Doud claims the Mx will be the highest performing multicore processor available when it launches in 2016 and believes it should find application in high end data centres and high end enterprises.

Highlighting the fact that it has Intel in its sights, Tilera has included support for DPDK – the data plane development kit that enables the acceleration of apps which run on the x86 architecture. "It's a set of APIs which allow packet processing and networking functions to run on Linux. It works by bypassing the kernel and doing everything in user space, then sending data onwards."

According to Doud, DPDK isn't exclusive to Intel. "We can use it in two ways. One is as a network front end; if a Tile-Mx is used as a preprocessor, it needs to deliver packets to an Intel processor in DPDK format. However, if someone has developed an app on an Intel part and wants to migrate to an Mx, having the APIs makes it simpler."

Doud says the main target for the Mx is 'hyperscale data centres', where the device can be used for software defined networking and NFV applications. "This kind of processor might be needed in every server," Doud explained. "If an Mx is plugged into a server, it might do the work of four chips, so operators will get space and power savings. It can also be used for so called 'top of rack' applications, where it could perform the kind of things which a Cisco box would have done in the past."

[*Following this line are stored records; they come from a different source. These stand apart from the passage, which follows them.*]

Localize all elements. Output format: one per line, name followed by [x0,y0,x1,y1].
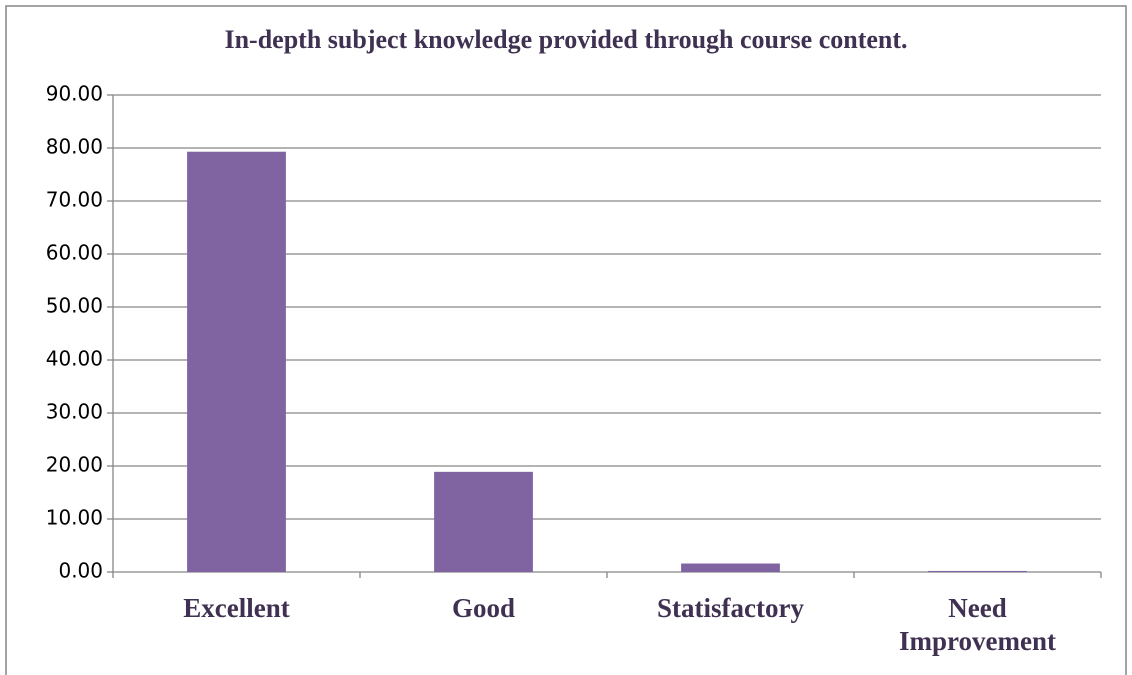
x-tick-label: Statisfactory [657,593,804,623]
y-tick-label: 70.00 [46,188,103,212]
x-tick-label: Excellent [183,593,290,623]
y-tick-label: 30.00 [46,400,103,424]
y-tick-label: 50.00 [46,294,103,318]
y-tick-label: 90.00 [46,82,103,106]
bar [187,151,286,572]
bar [681,563,780,572]
x-tick-label: Need Improvement [899,593,1056,656]
bar [434,471,533,572]
chart-frame [5,5,1127,675]
y-tick-label: 10.00 [46,506,103,530]
bar [928,570,1027,572]
x-tick-label: Good [451,593,516,623]
y-tick-label: 0.00 [58,559,103,583]
y-tick-label: 40.00 [46,347,103,371]
y-tick-label: 20.00 [46,453,103,477]
y-tick-label: 60.00 [46,241,103,265]
y-tick-label: 80.00 [46,135,103,159]
chart-title: In-depth subject knowledge provided thro… [224,25,907,54]
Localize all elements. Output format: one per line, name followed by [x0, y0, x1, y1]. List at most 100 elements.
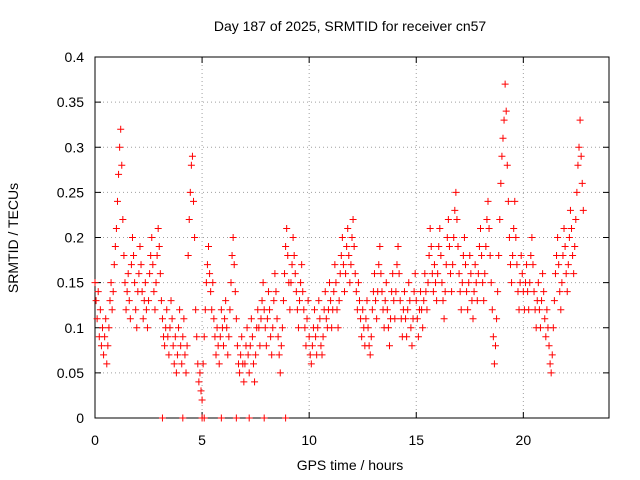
data-point — [137, 261, 145, 269]
data-point — [251, 378, 259, 386]
data-point — [457, 306, 465, 314]
data-point — [282, 414, 290, 422]
data-point — [173, 351, 181, 359]
data-point — [344, 224, 352, 232]
data-point — [463, 288, 471, 296]
data-point — [272, 288, 280, 296]
data-point — [240, 378, 248, 386]
y-tick-label: 0.25 — [57, 184, 84, 200]
data-point — [273, 315, 281, 323]
data-point — [483, 215, 491, 223]
data-point — [438, 279, 446, 287]
data-point — [275, 351, 283, 359]
data-point — [421, 270, 429, 278]
data-point — [199, 360, 207, 368]
data-point — [384, 324, 392, 332]
data-point — [249, 360, 257, 368]
data-point — [220, 342, 227, 350]
data-point — [376, 243, 384, 251]
data-point — [355, 297, 363, 305]
data-point — [232, 315, 240, 323]
data-point — [404, 306, 412, 314]
data-point — [125, 297, 133, 305]
data-point — [392, 288, 400, 296]
data-point — [94, 288, 102, 296]
data-point — [299, 288, 307, 296]
data-point — [108, 306, 116, 314]
data-point — [155, 243, 163, 251]
data-point — [187, 161, 195, 169]
data-point — [200, 414, 208, 422]
data-point — [517, 252, 525, 260]
data-point — [331, 261, 339, 269]
data-point — [151, 306, 159, 314]
data-point — [247, 315, 255, 323]
data-point — [498, 152, 506, 160]
data-point — [269, 324, 277, 332]
data-point — [543, 306, 551, 314]
data-point — [482, 243, 490, 251]
data-point — [435, 243, 443, 251]
data-point — [467, 270, 475, 278]
data-point — [241, 360, 249, 368]
data-point — [456, 288, 464, 296]
data-point — [381, 297, 389, 305]
data-point — [316, 315, 324, 323]
data-point — [508, 279, 516, 287]
axis-ticks: 0 0.05 0.1 0.15 0.2 0.25 0.3 0.35 0.4 0 5 10 15 20 — [57, 49, 609, 448]
data-point — [480, 297, 488, 305]
data-point — [488, 306, 496, 314]
data-point — [472, 279, 480, 287]
data-point — [568, 224, 576, 232]
data-point — [122, 306, 130, 314]
data-point — [465, 279, 473, 287]
data-point — [341, 288, 349, 296]
data-point — [547, 369, 555, 377]
data-point — [100, 351, 108, 359]
data-point — [260, 414, 268, 422]
data-point — [182, 369, 190, 377]
data-point — [257, 315, 265, 323]
data-point — [107, 279, 115, 287]
data-point — [383, 306, 391, 314]
data-point — [303, 315, 311, 323]
data-point — [366, 351, 374, 359]
data-point — [486, 252, 494, 260]
data-point — [426, 224, 434, 232]
data-point — [206, 270, 214, 278]
data-point — [97, 342, 105, 350]
data-point — [120, 252, 128, 260]
data-point — [541, 315, 549, 323]
data-point — [109, 288, 117, 296]
data-point — [400, 288, 408, 296]
data-point — [158, 414, 166, 422]
data-point — [542, 333, 550, 341]
data-point — [453, 215, 461, 223]
data-point — [191, 234, 199, 241]
data-point — [264, 288, 272, 296]
data-point — [408, 342, 416, 350]
data-point — [505, 234, 513, 241]
data-point — [259, 279, 267, 287]
data-point — [358, 333, 366, 341]
data-point — [338, 234, 346, 241]
data-point — [279, 297, 287, 305]
data-point — [378, 288, 386, 296]
data-point — [455, 270, 463, 278]
data-point — [454, 243, 462, 251]
data-point — [569, 252, 577, 260]
data-point — [402, 315, 410, 323]
data-point — [207, 288, 215, 296]
data-point — [425, 252, 433, 260]
data-point — [202, 279, 210, 287]
data-point — [390, 297, 398, 305]
data-point — [490, 360, 498, 368]
data-point — [414, 333, 422, 341]
data-point — [524, 288, 532, 296]
data-point — [178, 360, 186, 368]
data-point — [228, 252, 236, 260]
data-point — [494, 288, 502, 296]
data-point — [197, 387, 205, 395]
y-tick-label: 0.1 — [65, 320, 85, 336]
data-point — [262, 342, 270, 350]
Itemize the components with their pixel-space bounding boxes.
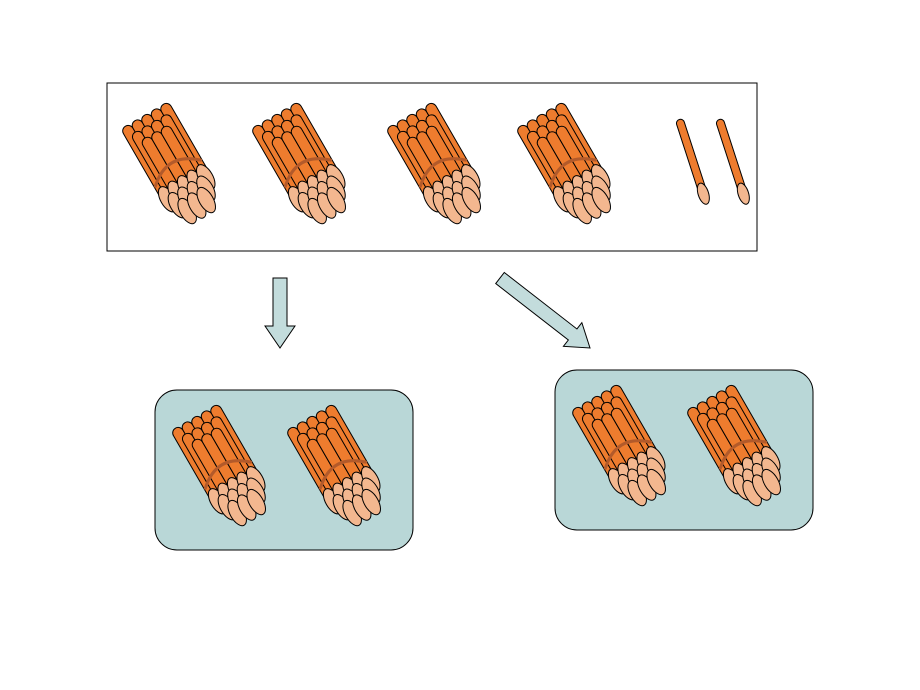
arrow — [265, 278, 295, 348]
diagram-canvas — [0, 0, 920, 690]
arrow — [491, 266, 599, 360]
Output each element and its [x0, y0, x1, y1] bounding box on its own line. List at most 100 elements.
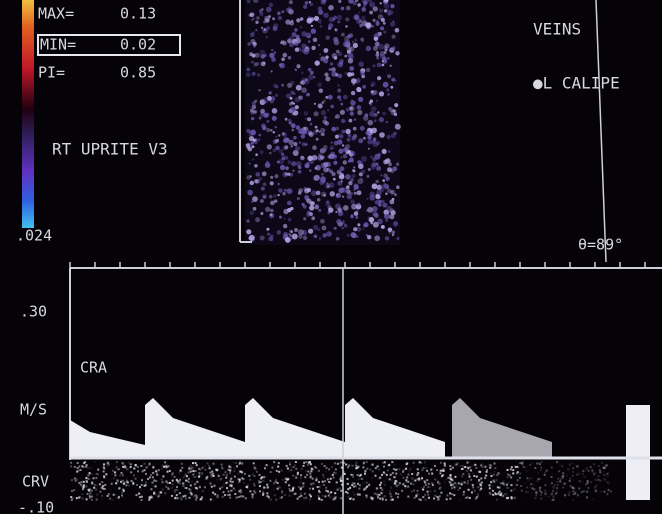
crv-noise: [348, 465, 350, 467]
speckle-dot: [308, 40, 311, 43]
crv-noise: [124, 498, 126, 500]
crv-noise: [414, 480, 416, 482]
speckle-dot: [278, 134, 280, 136]
crv-noise: [130, 463, 132, 465]
crv-noise: [376, 487, 378, 489]
crv-noise: [321, 463, 323, 465]
speckle-dot: [383, 183, 386, 186]
speckle-dot: [386, 121, 388, 123]
crv-noise: [544, 472, 546, 474]
crv-noise: [248, 475, 250, 477]
speckle-dot: [318, 209, 321, 212]
crv-noise: [131, 480, 133, 482]
crv-noise: [604, 479, 606, 481]
crv-noise: [423, 467, 425, 469]
crv-noise: [357, 483, 359, 485]
crv-noise: [305, 470, 307, 472]
speckle-dot: [394, 193, 397, 196]
crv-noise: [572, 467, 574, 469]
speckle-dot: [384, 9, 387, 12]
crv-noise: [185, 480, 187, 482]
speckle-dot: [385, 158, 390, 163]
crv-noise: [195, 462, 197, 464]
crv-noise: [334, 462, 336, 464]
speckle-dot: [281, 153, 284, 156]
crv-noise: [467, 462, 469, 464]
crv-noise: [572, 499, 574, 501]
crv-noise: [224, 467, 226, 469]
speckle-dot: [305, 1, 309, 5]
crv-noise: [370, 497, 372, 499]
crv-noise: [511, 497, 513, 499]
speckle-dot: [294, 41, 299, 46]
speckle-dot: [332, 53, 338, 59]
crv-noise: [578, 488, 580, 490]
crv-noise: [335, 496, 337, 498]
speckle-dot: [250, 211, 255, 216]
crv-noise: [406, 477, 408, 479]
crv-noise: [252, 496, 254, 498]
crv-noise: [234, 476, 236, 478]
crv-noise: [607, 494, 609, 496]
crv-noise: [383, 466, 385, 468]
speckle-dot: [290, 91, 294, 95]
crv-noise: [427, 486, 429, 488]
crv-noise: [359, 470, 361, 472]
crv-noise: [480, 477, 482, 479]
crv-noise: [289, 495, 291, 497]
crv-noise: [544, 484, 546, 486]
crv-noise: [119, 487, 121, 489]
crv-noise: [479, 481, 481, 483]
speckle-dot: [323, 167, 328, 172]
speckle-dot: [348, 134, 352, 138]
speckle-dot: [260, 236, 265, 241]
crv-noise: [124, 466, 126, 468]
speckle-dot: [337, 15, 343, 21]
crv-noise: [534, 467, 536, 469]
crv-noise: [136, 484, 138, 486]
crv-noise: [191, 470, 193, 472]
crv-noise: [211, 486, 213, 488]
crv-noise: [397, 493, 399, 495]
speckle-dot: [368, 168, 371, 171]
crv-noise: [94, 461, 96, 463]
speckle-dot: [246, 229, 251, 234]
crv-noise: [375, 467, 377, 469]
speckle-dot: [345, 17, 349, 21]
crv-noise: [562, 475, 564, 477]
crv-noise: [223, 474, 225, 476]
speckle-dot: [371, 106, 377, 112]
crv-noise: [88, 489, 90, 491]
crv-noise: [108, 493, 110, 495]
crv-noise: [413, 483, 415, 485]
crv-noise: [592, 498, 594, 500]
crv-noise: [354, 485, 356, 487]
crv-noise: [575, 494, 577, 496]
speckle-dot: [345, 144, 350, 149]
crv-noise: [297, 498, 299, 500]
crv-noise: [186, 476, 188, 478]
crv-noise: [471, 483, 473, 485]
crv-noise: [328, 468, 330, 470]
crv-noise: [277, 466, 279, 468]
crv-noise: [603, 467, 605, 469]
speckle-dot: [345, 129, 350, 134]
speckle-dot: [318, 10, 323, 15]
crv-noise: [188, 472, 190, 474]
crv-noise: [394, 482, 396, 484]
crv-noise: [545, 493, 547, 495]
crv-noise: [195, 487, 197, 489]
speckle-dot: [280, 42, 282, 44]
speckle-dot: [382, 60, 384, 62]
crv-noise: [185, 498, 187, 500]
crv-noise: [84, 461, 86, 463]
crv-noise: [515, 466, 517, 468]
crv-noise: [238, 481, 240, 483]
speckle-dot: [327, 109, 329, 111]
crv-noise: [252, 474, 254, 476]
crv-noise: [562, 472, 564, 474]
crv-noise: [325, 487, 327, 489]
speckle-dot: [270, 201, 275, 206]
speckle-dot: [350, 112, 354, 116]
speckle-dot: [323, 116, 327, 120]
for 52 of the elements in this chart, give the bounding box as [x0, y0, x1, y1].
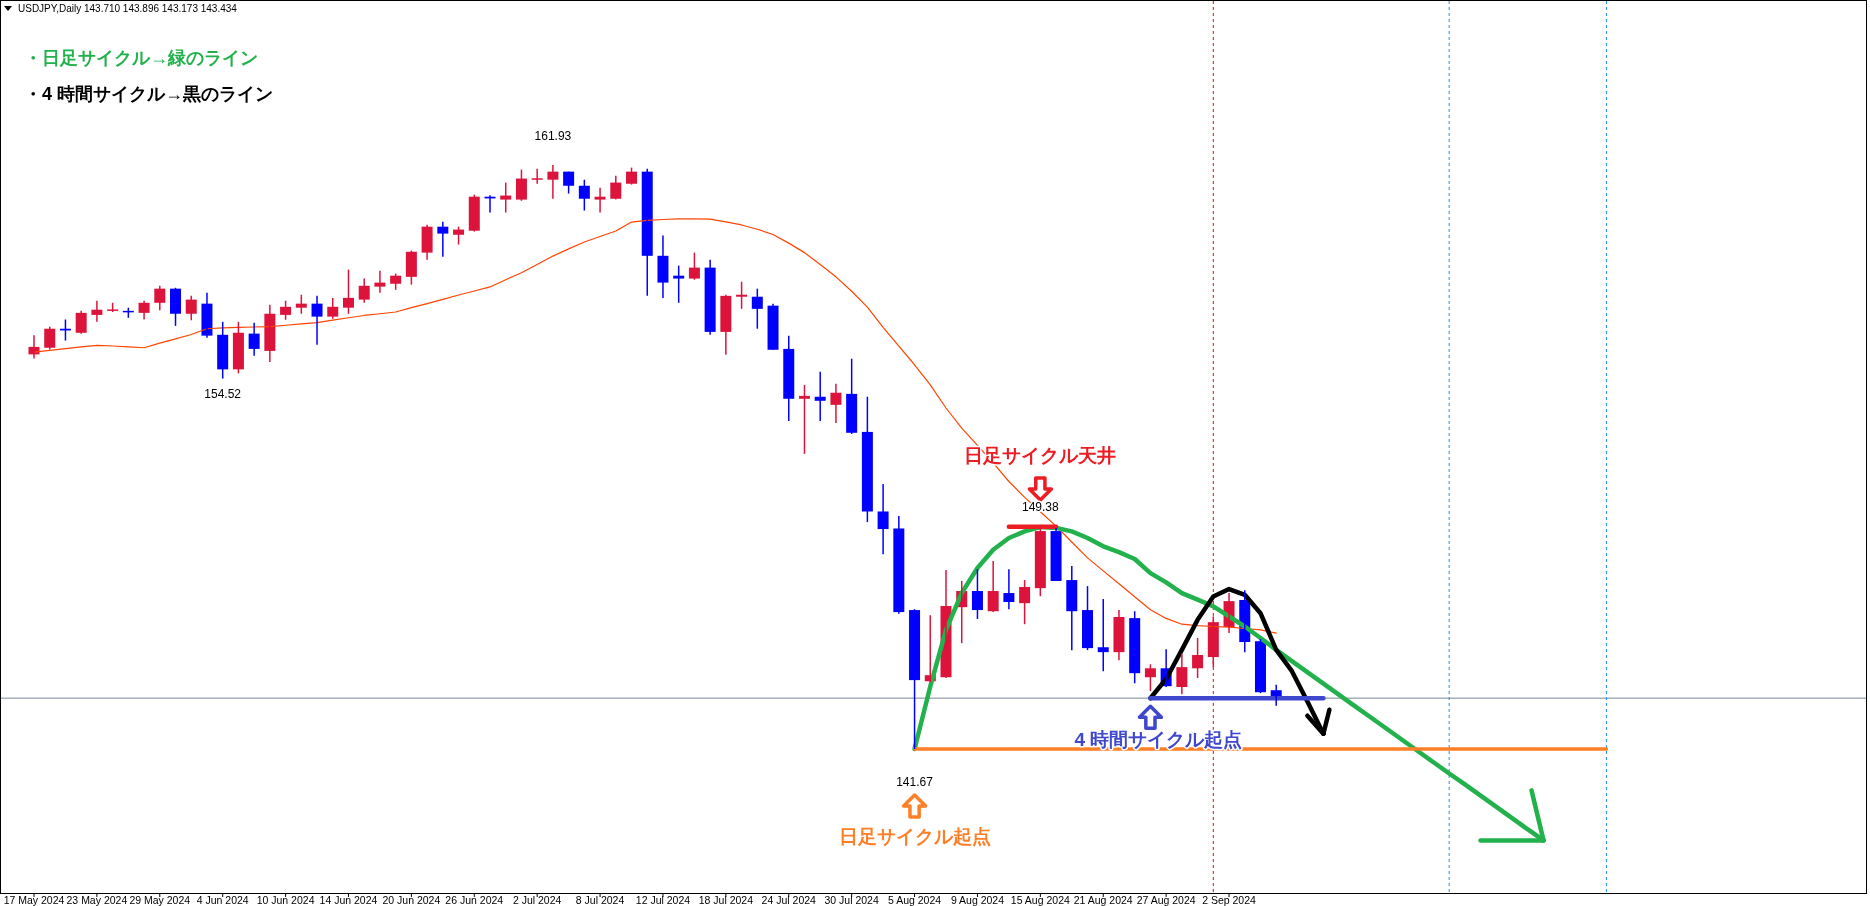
x-tick-label: 27 Aug 2024	[1136, 894, 1196, 906]
annotation: 154.52	[204, 386, 242, 401]
candlestick	[405, 249, 417, 286]
candlestick	[531, 168, 543, 185]
x-tick-label: 5 Aug 2024	[887, 894, 942, 906]
x-tick-label: 12 Jul 2024	[635, 894, 691, 906]
candlestick	[578, 178, 590, 212]
x-tick-label: 29 May 2024	[129, 894, 191, 906]
text: 161.93	[534, 129, 572, 143]
candlestick	[1034, 526, 1046, 597]
x-tick-label: 8 Jul 2024	[575, 894, 625, 906]
candlestick	[909, 608, 921, 750]
x-tick-label: 2 Sep 2024	[1202, 894, 1257, 906]
x-tick-label: 30 Jul 2024	[824, 894, 879, 906]
candlestick	[500, 181, 512, 214]
x-tick-label: 4 Jun 2024	[196, 894, 249, 906]
candlestick	[1129, 610, 1141, 685]
x-tick-label: 10 Jun 2024	[256, 894, 315, 906]
text: 日足サイクル起点	[838, 826, 991, 847]
x-tick-label: 17 May 2024	[3, 894, 65, 906]
x-tick-label: 20 Jun 2024	[382, 894, 441, 906]
candlestick	[1144, 663, 1156, 692]
x-tick-label: 9 Aug 2024	[950, 894, 1005, 906]
candlestick	[688, 251, 700, 281]
x-tick-label: 14 Jun 2024	[319, 894, 378, 906]
candlestick	[170, 287, 182, 327]
candlestick	[1019, 579, 1031, 625]
candlestick	[798, 384, 810, 455]
candlestick	[673, 264, 685, 304]
candlestick	[295, 293, 307, 315]
candlestick	[280, 300, 292, 321]
chart-title: USDJPY,Daily 143.710 143.896 143.173 143.434	[18, 3, 238, 14]
candlestick	[846, 357, 858, 435]
annotation: 141.67	[896, 775, 934, 789]
candlestick	[563, 170, 575, 195]
candlestick	[342, 268, 354, 315]
text: ・4 時間サイクル→黒のライン	[24, 84, 274, 104]
candlestick	[861, 396, 873, 523]
annotation: 4 時間サイクル起点	[1074, 729, 1243, 751]
x-tick-label: 15 Aug 2024	[1010, 894, 1070, 906]
candlestick	[971, 568, 983, 620]
candlestick	[736, 280, 748, 310]
x-tick-label: 24 Jul 2024	[761, 894, 817, 906]
x-tick-label: 18 Jul 2024	[698, 894, 754, 906]
candlestick	[1082, 585, 1094, 651]
text: ・日足サイクル→緑のライン	[24, 48, 258, 68]
candlestick	[515, 168, 527, 202]
candlestick	[751, 287, 763, 330]
x-tick-label: 21 Aug 2024	[1073, 894, 1133, 906]
x-tick-label: 23 May 2024	[66, 894, 128, 906]
x-tick-label: 2 Jul 2024	[512, 894, 562, 906]
x-tick-label: 26 Jun 2024	[445, 894, 504, 906]
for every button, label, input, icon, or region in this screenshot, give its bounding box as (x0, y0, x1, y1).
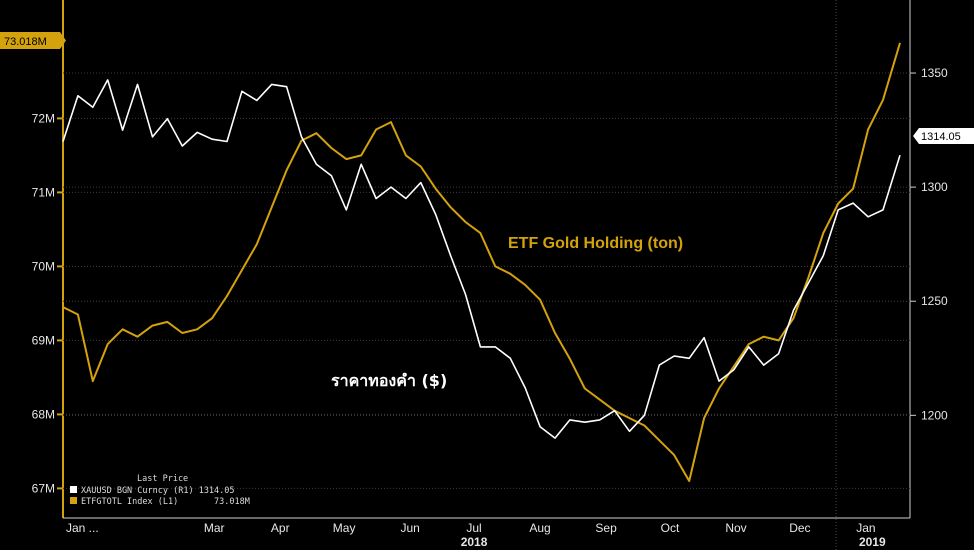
series-layer (62, 42, 901, 482)
x-year-label: 2019 (859, 535, 886, 549)
x-tick-label: Nov (725, 521, 746, 535)
x-tick-label: Mar (204, 521, 225, 535)
right-tick-label: 1250 (921, 294, 948, 308)
right-tick-label: 1200 (921, 408, 948, 422)
legend-item-etf: ETFGTOTL Index (L1) (81, 497, 178, 507)
left-axis: 67M 68M 69M 70M 71M 72M (32, 111, 63, 495)
gold-holding-annotation: ETF Gold Holding (ton) (508, 235, 683, 252)
x-tick-label: Dec (789, 521, 810, 535)
left-tick-label: 70M (32, 259, 55, 273)
left-tick-label: 72M (32, 111, 55, 125)
x-tick-label: Jan (856, 521, 875, 535)
left-tick-label: 69M (32, 333, 55, 347)
legend: Last Price XAUUSD BGN Curncy (R1) 1314.0… (70, 474, 250, 507)
legend-swatch-price (70, 486, 77, 493)
x-axis: Jan ... Mar Apr May Jun Jul Aug Sep Oct Nov Dec Jan… (66, 521, 886, 549)
right-tick-label: 1350 (921, 66, 948, 80)
etf-holding-line (62, 42, 901, 482)
x-tick-label: Aug (529, 521, 550, 535)
gold-price-annotation: ราคาทองคำ ($) (331, 371, 447, 390)
gridlines (63, 0, 910, 550)
legend-swatch-etf (70, 497, 77, 504)
left-last-value-tag: 73.018M (0, 32, 66, 49)
right-last-value-text: 1314.05 (921, 131, 961, 143)
legend-item-price: XAUUSD BGN Curncy (R1) 1314.05 (81, 486, 235, 496)
right-tick-label: 1300 (921, 180, 948, 194)
left-last-value-text: 73.018M (4, 36, 47, 48)
x-tick-label: Apr (271, 521, 290, 535)
x-tick-label: Jan ... (66, 521, 99, 535)
left-tick-label: 68M (32, 407, 55, 421)
x-tick-label: Jul (466, 521, 481, 535)
x-tick-label: May (333, 521, 356, 535)
right-axis: 1200 1250 1300 1350 (910, 66, 948, 422)
x-year-label: 2018 (461, 535, 488, 549)
x-tick-label: Oct (661, 521, 680, 535)
gold-price-line (62, 79, 901, 439)
left-tick-label: 71M (32, 185, 55, 199)
legend-item-etf-value: 73.018M (214, 497, 250, 507)
x-tick-label: Jun (400, 521, 419, 535)
right-last-value-tag: 1314.05 (913, 128, 974, 144)
legend-title: Last Price (137, 474, 188, 484)
x-tick-label: Sep (595, 521, 617, 535)
left-tick-label: 67M (32, 481, 55, 495)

One reason why the Mx provides a high level of performance is the way it handles processing loads, said Doud. "What you don't want to do is to deliver 100G to the first core." This aspect is handled by MPIPE, the

multicore programmable intelligent packet engine. "It can take packet header apart and create 'flow affinity'. With 100 cores, each core is only handling 1G."

The Mx uses a run to completion model, in which all the cores perform all tasks. "It's the way code is written for Intel processors," Doud explained. "But that doesn't mean we're not pipelining some tasks."

The Tile-Mx will be made by TSMC on a 28nm process. "Will the Mx be the next 'killer' processor?," Doud asked rhetorically. "It's not what we've architected it to be.

"We anticipate it performing such tasks as NFV – a domain traditionally handled by Intel processors. Running those apps on a Tilera device will be more effective in terms of throughput and power efficiency."